One example: oriented (i.e., reflections not included) elliptic geometry (i.e., the surface of an n-sphere with opposite points identified) and oriented spherical geometry (the same non-Euclidean geometry, but with opposite points not identified) have isomorphic automorphism group, SO(n+1) for even n. These may appear to be distinct. It turns out, however, that the geometries are very closely related, in a way that can be made precise.

To take another example, elliptic geometries with different radii of curvature have isomorphic automorphism groups. That does not really count as a critique as all such geometries are isomorphic. General Riemannian geometry falls outside the boundaries of the program.

Complex, dual and double (also known as split-complex) numbers appear as homogeneous spaces SL(2,R)/H for the group SL(2,R) and its subgroups H=A, N, K. The group SL(2,R) acts on these homogeneous spaces by linear fractional transformations and a large portion of the respective geometries can be obtained in a uniform way from the Erlangen program.

Some further notable examples have come up in physics.

Firstly, n-dimensional hyperbolic geometry, n-dimensional de Sitter space and (n−1)-dimensional inversive geometry all have isomorphic automorphism groups,

$\mathrm{O}(n,1)/\mathrm{C}_2,$

the orthochronous Lorentz group, for n ≥ 3. But these are apparently distinct geometries. Here some interesting results enter, from the physics. It has been shown that physics models in each of the three geometries are "dual" for some models.

Again, n-dimensional anti-de Sitter space and (n−1)-dimensional conformal space with "Lorentzian" signature (in contrast with conformal space with "Euclidean" signature, which is identical to inversive geometry, for three dimensions or greater) have isomorphic automorphism groups, but are distinct geometries. Once again, there are models in physics with "dualities" between both spaces. See AdS/CFT for more details.

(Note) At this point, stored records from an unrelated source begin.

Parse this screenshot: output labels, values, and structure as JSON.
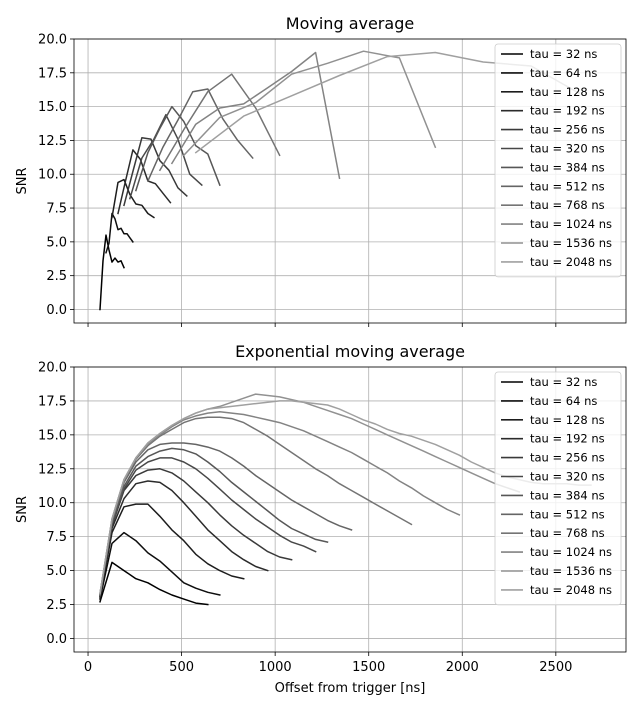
{
  "chart_data": [
    {
      "type": "line",
      "title": "Moving average",
      "xlabel": "",
      "ylabel": "SNR",
      "xlim": [
        -75,
        2875
      ],
      "ylim": [
        -1,
        20
      ],
      "xticks": [
        0,
        500,
        1000,
        1500,
        2000,
        2500
      ],
      "yticks": [
        0.0,
        2.5,
        5.0,
        7.5,
        10.0,
        12.5,
        15.0,
        17.5,
        20.0
      ],
      "ytick_labels": [
        "0.0",
        "2.5",
        "5.0",
        "7.5",
        "10.0",
        "12.5",
        "15.0",
        "17.5",
        "20.0"
      ],
      "show_xtick_labels": false,
      "grid": true,
      "legend_position": "upper right",
      "series": [
        {
          "name": "tau = 32 ns",
          "color": "#000000",
          "x": [
            64,
            80,
            96,
            112,
            128,
            144,
            160,
            176,
            192
          ],
          "y": [
            0.0,
            3.6,
            5.5,
            4.4,
            3.5,
            3.8,
            3.5,
            3.6,
            3.1
          ]
        },
        {
          "name": "tau = 64 ns",
          "color": "#0e0e0e",
          "x": [
            96,
            112,
            128,
            144,
            160,
            176,
            192,
            208,
            224,
            240
          ],
          "y": [
            4.2,
            4.9,
            7.1,
            6.7,
            5.9,
            6.0,
            5.6,
            5.6,
            5.3,
            5.0
          ]
        },
        {
          "name": "tau = 128 ns",
          "color": "#1d1d1d",
          "x": [
            128,
            160,
            192,
            224,
            256,
            288,
            320,
            352
          ],
          "y": [
            6.8,
            9.4,
            9.6,
            8.5,
            7.8,
            7.7,
            7.1,
            6.8
          ]
        },
        {
          "name": "tau = 192 ns",
          "color": "#2b2b2b",
          "x": [
            160,
            200,
            240,
            280,
            320,
            360,
            400,
            440
          ],
          "y": [
            7.1,
            9.5,
            11.8,
            11.1,
            9.5,
            9.3,
            8.6,
            7.9
          ]
        },
        {
          "name": "tau = 256 ns",
          "color": "#3a3a3a",
          "x": [
            192,
            240,
            288,
            336,
            384,
            432,
            480,
            528
          ],
          "y": [
            7.7,
            10.2,
            12.7,
            12.6,
            11.0,
            10.3,
            9.0,
            8.4
          ]
        },
        {
          "name": "tau = 320 ns",
          "color": "#484848",
          "x": [
            224,
            288,
            352,
            416,
            480,
            544,
            608
          ],
          "y": [
            8.2,
            11.2,
            12.6,
            14.4,
            12.6,
            10.0,
            9.2
          ]
        },
        {
          "name": "tau = 384 ns",
          "color": "#575757",
          "x": [
            256,
            320,
            384,
            448,
            512,
            576,
            640,
            704
          ],
          "y": [
            8.8,
            11.6,
            13.4,
            15.0,
            13.9,
            12.1,
            11.5,
            9.2
          ]
        },
        {
          "name": "tau = 512 ns",
          "color": "#656565",
          "x": [
            320,
            400,
            480,
            560,
            640,
            720,
            800,
            880
          ],
          "y": [
            9.5,
            12.0,
            14.0,
            16.1,
            16.3,
            14.1,
            12.5,
            11.2
          ]
        },
        {
          "name": "tau = 768 ns",
          "color": "#747474",
          "x": [
            384,
            512,
            640,
            768,
            896,
            1024
          ],
          "y": [
            10.3,
            13.3,
            16.1,
            17.4,
            14.9,
            11.4
          ]
        },
        {
          "name": "tau = 1024 ns",
          "color": "#838383",
          "x": [
            448,
            576,
            704,
            832,
            960,
            1088,
            1216,
            1344
          ],
          "y": [
            10.8,
            13.7,
            14.9,
            15.2,
            16.4,
            17.6,
            19.0,
            9.7
          ]
        },
        {
          "name": "tau = 1536 ns",
          "color": "#919191",
          "x": [
            512,
            704,
            896,
            1088,
            1280,
            1472,
            1664,
            1856
          ],
          "y": [
            11.4,
            14.2,
            15.3,
            17.4,
            18.2,
            19.1,
            18.6,
            12.0
          ]
        },
        {
          "name": "tau = 2048 ns",
          "color": "#a0a0a0",
          "x": [
            576,
            832,
            1088,
            1344,
            1600,
            1856,
            2112,
            2368,
            2624
          ],
          "y": [
            11.6,
            14.3,
            15.8,
            17.3,
            18.7,
            19.0,
            18.3,
            18.0,
            16.0
          ]
        }
      ]
    },
    {
      "type": "line",
      "title": "Exponential moving average",
      "xlabel": "Offset from trigger [ns]",
      "ylabel": "SNR",
      "xlim": [
        -75,
        2875
      ],
      "ylim": [
        -1,
        20
      ],
      "xticks": [
        0,
        500,
        1000,
        1500,
        2000,
        2500
      ],
      "yticks": [
        0.0,
        2.5,
        5.0,
        7.5,
        10.0,
        12.5,
        15.0,
        17.5,
        20.0
      ],
      "ytick_labels": [
        "0.0",
        "2.5",
        "5.0",
        "7.5",
        "10.0",
        "12.5",
        "15.0",
        "17.5",
        "20.0"
      ],
      "show_xtick_labels": true,
      "grid": true,
      "legend_position": "upper right",
      "series": [
        {
          "name": "tau = 32 ns",
          "color": "#000000",
          "x": [
            64,
            128,
            192,
            256,
            320,
            384,
            448,
            512,
            576,
            640
          ],
          "y": [
            2.7,
            5.6,
            5.0,
            4.4,
            4.1,
            3.6,
            3.2,
            2.9,
            2.6,
            2.5
          ]
        },
        {
          "name": "tau = 64 ns",
          "color": "#0e0e0e",
          "x": [
            64,
            128,
            192,
            256,
            320,
            384,
            448,
            512,
            576,
            640,
            704
          ],
          "y": [
            2.9,
            7.0,
            7.8,
            7.2,
            6.3,
            5.7,
            4.9,
            4.1,
            3.7,
            3.4,
            3.2
          ]
        },
        {
          "name": "tau = 128 ns",
          "color": "#1d1d1d",
          "x": [
            64,
            128,
            192,
            256,
            320,
            384,
            448,
            512,
            576,
            640,
            704,
            768,
            832
          ],
          "y": [
            3.0,
            7.8,
            9.7,
            9.9,
            9.9,
            9.0,
            8.0,
            7.2,
            6.2,
            5.5,
            5.0,
            4.6,
            4.4
          ]
        },
        {
          "name": "tau = 192 ns",
          "color": "#2b2b2b",
          "x": [
            64,
            128,
            192,
            256,
            320,
            384,
            448,
            512,
            576,
            640,
            704,
            768,
            832,
            896,
            960
          ],
          "y": [
            3.1,
            8.1,
            10.3,
            11.4,
            11.6,
            11.5,
            10.9,
            10.0,
            9.0,
            8.0,
            7.2,
            6.4,
            5.8,
            5.3,
            5.0
          ]
        },
        {
          "name": "tau = 256 ns",
          "color": "#3a3a3a",
          "x": [
            64,
            128,
            192,
            256,
            320,
            384,
            448,
            512,
            576,
            640,
            704,
            768,
            832,
            896,
            960,
            1024,
            1088
          ],
          "y": [
            3.1,
            8.3,
            10.9,
            12.0,
            12.4,
            12.5,
            12.2,
            11.6,
            10.8,
            10.0,
            9.1,
            8.3,
            7.6,
            7.0,
            6.4,
            6.0,
            5.8
          ]
        },
        {
          "name": "tau = 320 ns",
          "color": "#484848",
          "x": [
            64,
            128,
            192,
            256,
            320,
            384,
            448,
            512,
            576,
            640,
            704,
            768,
            832,
            896,
            960,
            1024,
            1088,
            1152,
            1216
          ],
          "y": [
            3.2,
            8.4,
            11.0,
            12.4,
            13.0,
            13.3,
            13.3,
            13.0,
            12.5,
            11.8,
            11.0,
            10.2,
            9.5,
            8.8,
            8.2,
            7.6,
            7.1,
            6.8,
            6.4
          ]
        },
        {
          "name": "tau = 384 ns",
          "color": "#575757",
          "x": [
            64,
            128,
            192,
            256,
            320,
            384,
            448,
            512,
            576,
            640,
            704,
            768,
            832,
            896,
            960,
            1024,
            1088,
            1152,
            1216,
            1280
          ],
          "y": [
            3.2,
            8.5,
            11.2,
            12.7,
            13.4,
            13.8,
            14.0,
            13.9,
            13.6,
            13.0,
            12.3,
            11.5,
            10.8,
            10.1,
            9.4,
            8.7,
            8.1,
            7.7,
            7.3,
            7.1
          ]
        },
        {
          "name": "tau = 512 ns",
          "color": "#656565",
          "x": [
            64,
            128,
            192,
            256,
            320,
            384,
            448,
            512,
            576,
            640,
            704,
            768,
            832,
            896,
            960,
            1024,
            1088,
            1152,
            1216,
            1280,
            1344,
            1408
          ],
          "y": [
            3.2,
            8.6,
            11.5,
            13.0,
            13.9,
            14.3,
            14.4,
            14.4,
            14.3,
            14.1,
            13.8,
            13.3,
            12.7,
            12.0,
            11.4,
            10.8,
            10.2,
            9.7,
            9.2,
            8.7,
            8.3,
            8.0
          ]
        },
        {
          "name": "tau = 768 ns",
          "color": "#747474",
          "x": [
            64,
            128,
            192,
            256,
            320,
            384,
            448,
            512,
            576,
            640,
            704,
            768,
            832,
            896,
            960,
            1024,
            1088,
            1152,
            1216,
            1280,
            1344,
            1408,
            1472,
            1536,
            1600,
            1664,
            1728
          ],
          "y": [
            3.3,
            8.7,
            11.6,
            13.2,
            14.2,
            14.9,
            15.4,
            15.9,
            16.2,
            16.3,
            16.3,
            16.2,
            15.9,
            15.4,
            14.9,
            14.3,
            13.7,
            13.1,
            12.5,
            12.0,
            11.4,
            10.9,
            10.4,
            9.9,
            9.4,
            8.9,
            8.4
          ]
        },
        {
          "name": "tau = 1024 ns",
          "color": "#838383",
          "x": [
            64,
            128,
            192,
            256,
            320,
            384,
            448,
            512,
            576,
            640,
            704,
            768,
            832,
            896,
            960,
            1024,
            1088,
            1152,
            1216,
            1280,
            1344,
            1408,
            1472,
            1536,
            1600,
            1664,
            1728,
            1792,
            1856,
            1920,
            1984
          ],
          "y": [
            3.3,
            8.8,
            11.7,
            13.3,
            14.3,
            15.0,
            15.6,
            16.1,
            16.4,
            16.6,
            16.7,
            16.6,
            16.5,
            16.3,
            16.1,
            15.9,
            15.6,
            15.3,
            14.9,
            14.5,
            14.1,
            13.7,
            13.2,
            12.7,
            12.2,
            11.6,
            11.1,
            10.5,
            10.0,
            9.5,
            9.1
          ]
        },
        {
          "name": "tau = 1536 ns",
          "color": "#919191",
          "x": [
            64,
            128,
            192,
            256,
            320,
            384,
            448,
            512,
            576,
            640,
            704,
            768,
            832,
            896,
            960,
            1024,
            1088,
            1152,
            1216,
            1280,
            1344,
            1408,
            1472,
            1536,
            1600,
            1664,
            1728,
            1792,
            1856,
            1920,
            1984,
            2048,
            2112,
            2176,
            2240,
            2304
          ],
          "y": [
            3.3,
            8.8,
            11.7,
            13.3,
            14.4,
            15.1,
            15.7,
            16.2,
            16.6,
            16.9,
            17.1,
            17.4,
            17.7,
            18.0,
            17.9,
            17.8,
            17.6,
            17.4,
            17.1,
            16.8,
            16.5,
            16.2,
            15.8,
            15.4,
            15.0,
            14.6,
            14.2,
            13.8,
            13.4,
            13.0,
            12.6,
            12.2,
            11.8,
            11.4,
            11.1,
            10.8
          ]
        },
        {
          "name": "tau = 2048 ns",
          "color": "#a0a0a0",
          "x": [
            64,
            128,
            192,
            256,
            320,
            384,
            448,
            512,
            576,
            640,
            704,
            768,
            832,
            896,
            960,
            1024,
            1088,
            1152,
            1216,
            1280,
            1344,
            1408,
            1472,
            1536,
            1600,
            1664,
            1728,
            1792,
            1856,
            1920,
            1984,
            2048,
            2112,
            2176,
            2240,
            2304,
            2368,
            2432,
            2496,
            2560,
            2624,
            2688
          ],
          "y": [
            3.3,
            8.8,
            11.7,
            13.3,
            14.4,
            15.1,
            15.7,
            16.2,
            16.6,
            16.9,
            17.0,
            17.1,
            17.2,
            17.3,
            17.4,
            17.5,
            17.5,
            17.4,
            17.3,
            17.2,
            16.9,
            16.5,
            16.1,
            15.8,
            15.4,
            15.1,
            14.9,
            14.6,
            14.3,
            13.9,
            13.5,
            13.0,
            12.6,
            12.2,
            11.9,
            11.7,
            11.5,
            11.4,
            11.4,
            11.4,
            11.3,
            11.3
          ]
        }
      ]
    }
  ]
}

The covering group of SU(2,2) is isomorphic to the covering group of SO(4,2), which is the symmetry group of a 4D conformal Minkowski space and a 5D anti-de Sitter space and a complex four-dimensional twistor space.

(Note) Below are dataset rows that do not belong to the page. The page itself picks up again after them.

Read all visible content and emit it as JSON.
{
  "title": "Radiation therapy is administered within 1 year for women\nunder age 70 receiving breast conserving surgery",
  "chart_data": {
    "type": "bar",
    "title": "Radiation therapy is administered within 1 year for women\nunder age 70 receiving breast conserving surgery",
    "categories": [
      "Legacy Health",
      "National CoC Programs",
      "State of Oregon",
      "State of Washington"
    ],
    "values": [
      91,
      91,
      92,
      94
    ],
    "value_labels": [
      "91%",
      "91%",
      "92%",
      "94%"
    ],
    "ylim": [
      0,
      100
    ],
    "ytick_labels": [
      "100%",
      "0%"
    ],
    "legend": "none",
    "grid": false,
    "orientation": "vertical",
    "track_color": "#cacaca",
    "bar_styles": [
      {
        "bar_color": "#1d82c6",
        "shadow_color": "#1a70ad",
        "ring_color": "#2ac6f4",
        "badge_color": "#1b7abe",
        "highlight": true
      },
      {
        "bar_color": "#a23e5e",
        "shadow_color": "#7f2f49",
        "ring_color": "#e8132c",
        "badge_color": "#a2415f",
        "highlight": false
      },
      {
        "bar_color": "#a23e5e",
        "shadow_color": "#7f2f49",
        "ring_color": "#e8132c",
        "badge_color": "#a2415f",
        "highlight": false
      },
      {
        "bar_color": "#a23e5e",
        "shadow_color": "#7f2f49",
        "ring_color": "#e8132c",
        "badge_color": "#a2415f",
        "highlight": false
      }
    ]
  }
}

The Erlangen program can therefore still be considered fertile, in relation with dualities in physics.

In the seminal paper which introduced categories, Saunders Mac Lane and Samuel Eilenberg stated: "This may be regarded as a continuation of the Klein Erlanger Programm, in the sense that a geometrical space with its group of transformations is generalized to a category with its algebra of mappings."

Relations of the Erlangen program with work of Charles Ehresmann on groupoids in geometry is considered in the article below by Pradines.

In mathematical logic, the Erlangen program also served as an inspiration for Alfred Tarski in his analysis of logical notions.